The custard’s savory filling comprises cheese, eggs, and cream. Other savory ingredients can be added for various flavor profiles.

The custard is added to the baked pastry shell and then baked for 20 to 40 mins (depending on the dimensions) to ensure that the egg mix is fully formed.

Quiches do not always come with crusts and are often described as quiches without the crust. It is also confusing because various other foods with crusts, such as frittatas which taste more egg-like, have a similar appearance.

FAQs

What Makes A Soufflé A Soufflé?

A soufflé is a light, fluffy dish that is made by combining a base (such as a roux or custard) with beaten egg whites and then baking it in the oven. The soufflé rises as it bakes, creating a delicate and airy texture.

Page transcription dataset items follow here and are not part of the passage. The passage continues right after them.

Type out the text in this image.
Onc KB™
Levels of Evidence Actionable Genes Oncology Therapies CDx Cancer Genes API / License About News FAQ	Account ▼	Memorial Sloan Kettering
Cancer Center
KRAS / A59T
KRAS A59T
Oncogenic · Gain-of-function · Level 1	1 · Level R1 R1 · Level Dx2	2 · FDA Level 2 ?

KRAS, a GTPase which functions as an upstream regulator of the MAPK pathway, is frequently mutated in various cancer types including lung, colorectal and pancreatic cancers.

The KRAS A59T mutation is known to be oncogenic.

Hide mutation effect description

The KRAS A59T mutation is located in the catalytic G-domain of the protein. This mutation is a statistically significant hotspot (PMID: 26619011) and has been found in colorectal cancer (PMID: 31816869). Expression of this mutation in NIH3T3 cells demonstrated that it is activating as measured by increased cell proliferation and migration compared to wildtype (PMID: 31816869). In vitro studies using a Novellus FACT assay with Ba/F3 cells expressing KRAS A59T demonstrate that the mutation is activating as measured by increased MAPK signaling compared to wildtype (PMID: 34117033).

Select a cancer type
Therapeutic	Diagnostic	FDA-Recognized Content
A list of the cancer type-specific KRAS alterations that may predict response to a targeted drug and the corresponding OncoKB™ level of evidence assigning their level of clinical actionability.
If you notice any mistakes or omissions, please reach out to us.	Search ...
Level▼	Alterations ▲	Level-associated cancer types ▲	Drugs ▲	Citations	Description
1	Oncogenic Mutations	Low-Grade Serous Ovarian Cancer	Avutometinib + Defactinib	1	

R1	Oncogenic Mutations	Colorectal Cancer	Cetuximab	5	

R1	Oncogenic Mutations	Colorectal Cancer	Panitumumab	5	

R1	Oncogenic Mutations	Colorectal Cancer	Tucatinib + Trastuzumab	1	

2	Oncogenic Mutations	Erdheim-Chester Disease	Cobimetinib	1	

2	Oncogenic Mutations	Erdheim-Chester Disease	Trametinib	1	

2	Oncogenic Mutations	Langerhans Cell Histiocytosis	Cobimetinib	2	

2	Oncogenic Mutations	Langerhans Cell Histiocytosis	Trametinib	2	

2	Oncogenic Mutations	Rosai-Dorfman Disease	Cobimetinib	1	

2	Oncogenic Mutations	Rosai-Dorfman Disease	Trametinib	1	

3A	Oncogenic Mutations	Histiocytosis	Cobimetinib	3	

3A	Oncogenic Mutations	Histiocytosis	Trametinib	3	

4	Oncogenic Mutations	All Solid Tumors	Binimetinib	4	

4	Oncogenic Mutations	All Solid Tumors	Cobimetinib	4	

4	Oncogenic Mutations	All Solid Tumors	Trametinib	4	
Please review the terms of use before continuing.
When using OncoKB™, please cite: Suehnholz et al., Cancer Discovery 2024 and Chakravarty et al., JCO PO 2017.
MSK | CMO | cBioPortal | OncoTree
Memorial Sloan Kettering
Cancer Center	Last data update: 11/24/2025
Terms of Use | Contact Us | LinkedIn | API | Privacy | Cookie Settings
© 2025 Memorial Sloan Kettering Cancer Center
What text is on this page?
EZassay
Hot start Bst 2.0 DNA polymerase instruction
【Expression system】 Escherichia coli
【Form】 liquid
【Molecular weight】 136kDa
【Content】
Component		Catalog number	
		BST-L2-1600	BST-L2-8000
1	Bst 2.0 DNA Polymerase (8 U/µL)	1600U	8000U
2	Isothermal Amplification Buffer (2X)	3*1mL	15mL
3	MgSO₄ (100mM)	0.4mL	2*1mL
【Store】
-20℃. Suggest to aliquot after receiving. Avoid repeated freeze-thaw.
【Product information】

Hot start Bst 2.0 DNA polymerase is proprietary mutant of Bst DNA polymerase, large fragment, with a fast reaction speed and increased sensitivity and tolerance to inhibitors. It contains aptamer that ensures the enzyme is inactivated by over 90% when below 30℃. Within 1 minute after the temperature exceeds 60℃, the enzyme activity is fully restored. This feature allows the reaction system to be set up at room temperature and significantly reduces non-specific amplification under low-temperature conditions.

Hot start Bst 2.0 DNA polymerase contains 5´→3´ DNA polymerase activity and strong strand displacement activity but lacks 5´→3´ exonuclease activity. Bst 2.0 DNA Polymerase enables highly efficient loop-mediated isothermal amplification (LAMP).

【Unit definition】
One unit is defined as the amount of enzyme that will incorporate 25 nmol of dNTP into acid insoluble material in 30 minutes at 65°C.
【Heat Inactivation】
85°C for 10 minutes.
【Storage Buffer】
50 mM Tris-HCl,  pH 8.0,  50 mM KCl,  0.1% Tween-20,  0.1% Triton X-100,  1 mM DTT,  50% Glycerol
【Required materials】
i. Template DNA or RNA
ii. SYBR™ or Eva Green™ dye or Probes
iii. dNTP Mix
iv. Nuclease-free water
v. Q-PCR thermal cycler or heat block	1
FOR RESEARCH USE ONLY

Are Soufflé Liquid Inside?

No, soufflés are not liquid inside. While the center of a soufflé may be slightly softer and more custard-like than the outer edges, it should still have a fully cooked and set texture.

Is Soufflé Supposed To Be Eggy?

Yes, soufflés are supposed to have an eggy flavor. Eggs are a key ingredient in soufflés, and their rich, savory flavor is an important part of the dish.

What Is The Taste Difference Between Quiche And Souffle?

The taste difference between quiche and soufflé is that quiche is a savory tart made with a crust and a filling of eggs, cream, cheese, and other ingredients such as vegetables or meat, while a soufflé is a light, airy dish made primarily from beaten egg whites and a base such as a roux or custard. Quiches tend to have a denser, more substantial texture and a richer flavor profile, while soufflés are lighter and fluffier with a more delicate flavor.

Summary

In conclusion, the difference between a quiche and a souffle lies in several key factors. The shape of a quiche is round and flat, while a souffle is taller and baked in a glass ramekin.

Quiches have a savory pastry crust, whereas souffles do not. The preparation of the eggs also differs, with souffles requiring beaten egg whites for a light and airy texture, while quiches are made with whole eggs for a denser product.

Finally, souffles are typically made with milk, while quiches use cream. Despite the difference between a quiche and souffle, both dishes can be made vegan-friendly with the use of vegan substitutes.

Norah Clark

Norah Clark

Norah Clark, the founder and editor of YummyTasteFood! She's a seasoned food writer and editor with over a decade of experience in the hospitality industry as a former pastry chef, sous chef, and barista. When not writing about food, she explores new recipes or travels the world for culinary inspiration.